The party's leaders were divided during a closed-door, four-hour meeting Monday. Twenty-two members voted to censure Sanford, 10 called for his resignation, and nine supported the governor, according to a party official. The censure resolution states that a "formal admonishment" is necessary and that "barring further revelations" it will be the party's "last word on the matter."
"Today has brought a large measure of resolution to a sad chapter in our state party's history," state party chairman Karen Floyd said in a statement. "Republicans came together to speak with a unified voice, and now is the time for healing."
Sanford spokesman Joel Sawyer told reporters Monday night that "the governor fully appreciates the party's position and he intends to work diligently to earn back its trust."

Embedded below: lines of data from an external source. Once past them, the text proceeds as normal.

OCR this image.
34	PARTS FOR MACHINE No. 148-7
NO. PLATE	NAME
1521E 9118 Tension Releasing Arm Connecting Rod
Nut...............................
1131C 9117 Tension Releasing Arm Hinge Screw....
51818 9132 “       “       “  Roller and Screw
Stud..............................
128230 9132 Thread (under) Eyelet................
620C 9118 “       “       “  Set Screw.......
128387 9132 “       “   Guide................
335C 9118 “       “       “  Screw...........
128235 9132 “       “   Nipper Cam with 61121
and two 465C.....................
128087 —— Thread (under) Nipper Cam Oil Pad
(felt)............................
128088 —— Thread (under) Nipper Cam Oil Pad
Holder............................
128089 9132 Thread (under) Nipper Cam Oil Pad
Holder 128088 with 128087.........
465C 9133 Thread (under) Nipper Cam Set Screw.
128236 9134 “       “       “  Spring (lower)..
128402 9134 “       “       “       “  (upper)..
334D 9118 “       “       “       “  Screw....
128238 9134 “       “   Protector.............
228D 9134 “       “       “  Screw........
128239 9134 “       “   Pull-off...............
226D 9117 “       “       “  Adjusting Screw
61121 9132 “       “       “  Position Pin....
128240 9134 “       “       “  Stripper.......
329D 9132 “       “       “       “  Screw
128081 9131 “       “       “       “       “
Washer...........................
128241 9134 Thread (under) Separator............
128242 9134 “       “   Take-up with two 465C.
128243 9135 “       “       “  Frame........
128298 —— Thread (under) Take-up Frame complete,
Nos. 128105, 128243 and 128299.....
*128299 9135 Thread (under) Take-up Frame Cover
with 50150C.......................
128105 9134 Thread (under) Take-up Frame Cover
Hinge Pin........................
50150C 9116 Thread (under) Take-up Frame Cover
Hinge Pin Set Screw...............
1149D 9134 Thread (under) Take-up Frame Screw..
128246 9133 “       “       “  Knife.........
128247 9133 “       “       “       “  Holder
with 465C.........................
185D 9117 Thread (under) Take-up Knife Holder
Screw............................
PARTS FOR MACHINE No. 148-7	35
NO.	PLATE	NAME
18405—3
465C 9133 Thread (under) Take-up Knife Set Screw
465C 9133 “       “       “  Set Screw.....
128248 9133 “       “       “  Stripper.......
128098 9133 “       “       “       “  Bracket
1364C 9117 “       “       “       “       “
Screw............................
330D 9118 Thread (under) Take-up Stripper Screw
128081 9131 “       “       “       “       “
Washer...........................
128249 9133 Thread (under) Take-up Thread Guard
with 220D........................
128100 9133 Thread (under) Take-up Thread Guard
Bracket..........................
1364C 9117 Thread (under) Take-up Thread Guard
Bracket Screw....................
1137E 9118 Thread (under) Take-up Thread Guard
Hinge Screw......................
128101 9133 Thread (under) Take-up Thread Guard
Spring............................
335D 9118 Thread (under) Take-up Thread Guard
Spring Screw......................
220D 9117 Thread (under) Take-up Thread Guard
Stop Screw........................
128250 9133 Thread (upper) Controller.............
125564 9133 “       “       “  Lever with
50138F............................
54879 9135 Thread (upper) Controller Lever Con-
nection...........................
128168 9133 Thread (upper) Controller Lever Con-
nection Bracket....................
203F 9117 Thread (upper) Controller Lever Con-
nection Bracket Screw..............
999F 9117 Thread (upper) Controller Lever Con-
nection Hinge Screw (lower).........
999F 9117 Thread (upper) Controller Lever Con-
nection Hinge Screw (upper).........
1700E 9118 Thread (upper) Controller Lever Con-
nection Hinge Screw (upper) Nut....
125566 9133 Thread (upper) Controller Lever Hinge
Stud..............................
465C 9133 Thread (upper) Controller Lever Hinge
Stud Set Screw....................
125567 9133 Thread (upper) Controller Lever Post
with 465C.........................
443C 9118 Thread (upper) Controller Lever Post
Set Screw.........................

The party's reprimand vote comes nearly two weeks after Sanford returned from a secretive trip to Argentina and admitted his affair.
-- Philip Rucker
Bar Association Gives Nominee Highest Vote
The American Bar Association, a leading but sometimes controversial voice in evaluating the nation's judiciary, yesterday gave Supreme Court nominee Sonia Sotomayor its highest rating.
In a letter to White House Counsel Gregory B. Craig, the ABA said its Standing Committee on the Federal Judiciary had unanimously concluded that Sotomayor is "well qualified" to replace retiring Justice David H. Souter. The one-paragraph letter did not spell out the ABA's criteria, but the organization said it considers the integrity, professional competence and "judicial temperament" of nominees but not their judicial philosophy or ideology.
President George W. Bush caused a stir among congressional Democrats and liberal organizations in 2001 when he discontinued a half-century tradition in which presidents relied on the ABA for advice on potential candidates for federal judgeships. The group had provided direct advice to the White House since 1952.
President Obama recently restored the ABA's pre-nomination advisory role.
The ABA gave the same top rankings to the Bush Supreme Court nominees who were eventually confirmed: John G. Roberts Jr., now the chief justice, and Samuel A. Alito Jr.